The Middle East Peace Talks: Preordained To Fail
by Of Thee I Sing 1776The latest efforts to achieve peace between Israel and the Palestinians are hanging by a thread, which should be no surprise. Perhaps, based on the 2000 Camp David peace talks, sponsored by President Clinton, when the Palestinians walked away, essentially, from a complete resolution that seemed to be within reach, and the 2008 Annapolis peace talks sponsored by President Bush, which also ended in failure, another round of direct talks was destined also to fail. There were, and are, no shortages of reasons for pessimism.

The talks will fail. Even if some so-called agreement produces a document with Israeli and Palestinian signatures, peace – real peace – is not at hand, nor, sadly, is peace – real peace – the mutual objective of both the Israelis and the Palestinians at this time. Real peace, while entirely consistent with the vast majority of Israelis’ aspirations (notwithstanding the strident rejectionist camp within Israel), is still anathema to too many Palestinians who are in power (think Hamas). Peace is what Hamas is in power to prevent. Not only have the Palestinians not shown any change in their refusal to accept Israel as a Jewish homeland deriving from the Jewish peoples’ historic and unbroken connection to Israel stretching back almost three millennia, but their own leadership is hopelessly and deeply fractured, not just over the fine points of an eventual peace, but over so much as even paying lip service to the notion of Israel’s survival. Mahmoud Abbas, the President of the Palestinian Authority which controls the West Bank, does not have the power to make peace with Israel, and Hamas, which controls Gaza, is dedicated to Israel’s destruction. There is a desperate need for peace talks, but not between Israel and the Palestinians, but, rather, between the Palestinians and the Palestinians.

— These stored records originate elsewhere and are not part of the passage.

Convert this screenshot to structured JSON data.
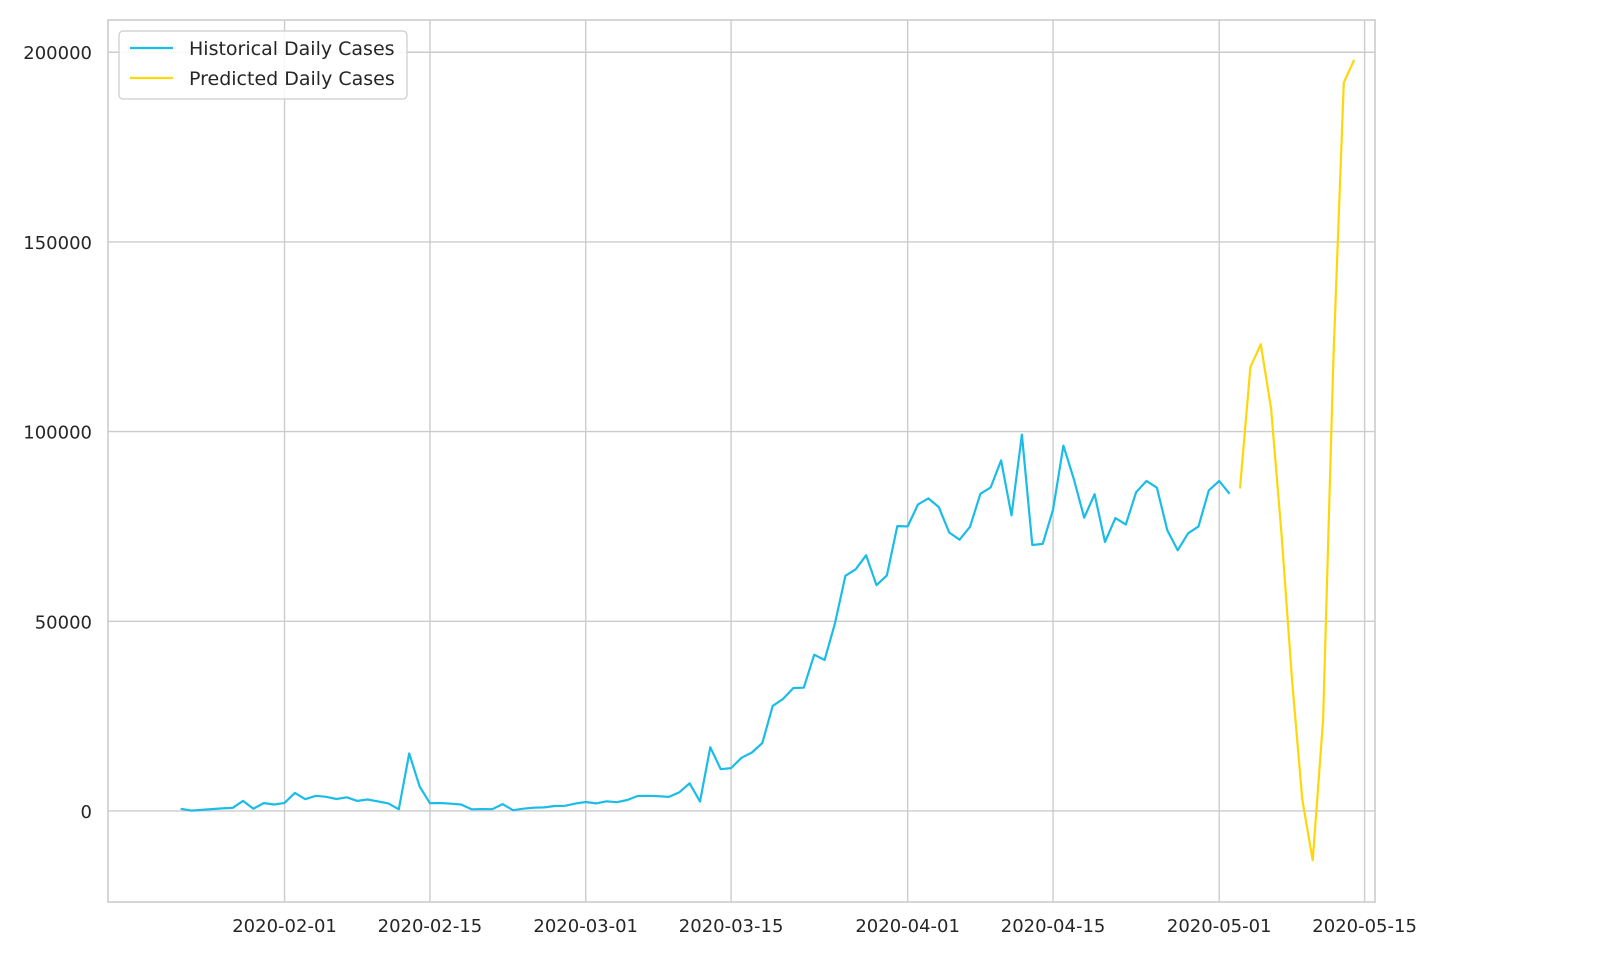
{
  "chart_data": {
    "type": "line",
    "title": "",
    "xlabel": "",
    "ylabel": "",
    "grid": true,
    "legend_position": "top-left",
    "x_axis_type": "date",
    "xlim": [
      "2020-01-15",
      "2020-05-16"
    ],
    "ylim": [
      -24000,
      208500
    ],
    "x_ticks": [
      "2020-02-01",
      "2020-02-15",
      "2020-03-01",
      "2020-03-15",
      "2020-04-01",
      "2020-04-15",
      "2020-05-01",
      "2020-05-15"
    ],
    "y_ticks": [
      0,
      50000,
      100000,
      150000,
      200000
    ],
    "series": [
      {
        "name": "Historical Daily Cases",
        "color": "#1ABCE8",
        "x": [
          "2020-01-22",
          "2020-01-23",
          "2020-01-24",
          "2020-01-25",
          "2020-01-26",
          "2020-01-27",
          "2020-01-28",
          "2020-01-29",
          "2020-01-30",
          "2020-01-31",
          "2020-02-01",
          "2020-02-02",
          "2020-02-03",
          "2020-02-04",
          "2020-02-05",
          "2020-02-06",
          "2020-02-07",
          "2020-02-08",
          "2020-02-09",
          "2020-02-10",
          "2020-02-11",
          "2020-02-12",
          "2020-02-13",
          "2020-02-14",
          "2020-02-15",
          "2020-02-16",
          "2020-02-17",
          "2020-02-18",
          "2020-02-19",
          "2020-02-20",
          "2020-02-21",
          "2020-02-22",
          "2020-02-23",
          "2020-02-24",
          "2020-02-25",
          "2020-02-26",
          "2020-02-27",
          "2020-02-28",
          "2020-02-29",
          "2020-03-01",
          "2020-03-02",
          "2020-03-03",
          "2020-03-04",
          "2020-03-05",
          "2020-03-06",
          "2020-03-07",
          "2020-03-08",
          "2020-03-09",
          "2020-03-10",
          "2020-03-11",
          "2020-03-12",
          "2020-03-13",
          "2020-03-14",
          "2020-03-15",
          "2020-03-16",
          "2020-03-17",
          "2020-03-18",
          "2020-03-19",
          "2020-03-20",
          "2020-03-21",
          "2020-03-22",
          "2020-03-23",
          "2020-03-24",
          "2020-03-25",
          "2020-03-26",
          "2020-03-27",
          "2020-03-28",
          "2020-03-29",
          "2020-03-30",
          "2020-03-31",
          "2020-04-01",
          "2020-04-02",
          "2020-04-03",
          "2020-04-04",
          "2020-04-05",
          "2020-04-06",
          "2020-04-07",
          "2020-04-08",
          "2020-04-09",
          "2020-04-10",
          "2020-04-11",
          "2020-04-12",
          "2020-04-13",
          "2020-04-14",
          "2020-04-15",
          "2020-04-16",
          "2020-04-17",
          "2020-04-18",
          "2020-04-19",
          "2020-04-20",
          "2020-04-21",
          "2020-04-22",
          "2020-04-23",
          "2020-04-24",
          "2020-04-25",
          "2020-04-26",
          "2020-04-27",
          "2020-04-28",
          "2020-04-29",
          "2020-04-30",
          "2020-05-01",
          "2020-05-02"
        ],
        "y": [
          555,
          98,
          287,
          493,
          684,
          809,
          2651,
          588,
          2068,
          1693,
          2111,
          4749,
          3094,
          3995,
          3727,
          3160,
          3597,
          2651,
          3020,
          2529,
          1981,
          433,
          15145,
          6465,
          2055,
          2100,
          1900,
          1700,
          430,
          500,
          450,
          1800,
          200,
          600,
          850,
          950,
          1300,
          1350,
          1950,
          2350,
          2000,
          2550,
          2300,
          2900,
          3950,
          4000,
          3900,
          3700,
          4900,
          7300,
          2500,
          16800,
          11000,
          11300,
          14000,
          15400,
          17900,
          27700,
          29500,
          32400,
          32500,
          41200,
          39800,
          49500,
          62000,
          63700,
          67400,
          59500,
          62100,
          75100,
          75000,
          80800,
          82400,
          80100,
          73400,
          71500,
          74900,
          83600,
          85300,
          92400,
          77900,
          99200,
          70100,
          70400,
          79500,
          96300,
          87500,
          77300,
          83500,
          70900,
          77200,
          75500,
          84000,
          87000,
          85200,
          74000,
          68700,
          73200,
          75000,
          84500,
          87000,
          83600
        ]
      },
      {
        "name": "Predicted Daily Cases",
        "color": "#FDD70A",
        "x": [
          "2020-05-03",
          "2020-05-04",
          "2020-05-05",
          "2020-05-06",
          "2020-05-07",
          "2020-05-08",
          "2020-05-09",
          "2020-05-10",
          "2020-05-11",
          "2020-05-12",
          "2020-05-13",
          "2020-05-14"
        ],
        "y": [
          85000,
          117000,
          123000,
          106000,
          73000,
          35000,
          3000,
          -13000,
          24000,
          120000,
          192000,
          198000
        ]
      }
    ]
  }
}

A digression into some history is in order here. Following the May 14th, 1948 departure of the last British forces from Haifa, David Ben-Gurion declared the creation of the state of Israel in full accordance with the 1947 UN Partition Plan, which the Arab bloc rejected. The United States and the Soviet Union immediately recognized the new nation of Israel. Simultaneously, Egypt, Transjordan, Syria, Lebanon and Iraq declared war with Saudi-Arabia and Sudan also sending troops to assist in the annihilation of the new nation. Trygve Lie, Secretary General of the United Nations declared this coordinated invasion to be the “first armed aggression the world has seen since the end of the Second World War.”
According to UN figures 726,000 Palestinians left between 1947 and 1949. During that same time, and for a few years thereafter, approximately 850,000 Jews who had lived in Arab lands for centuries found that they were no longer welcome and many resettled in Israel.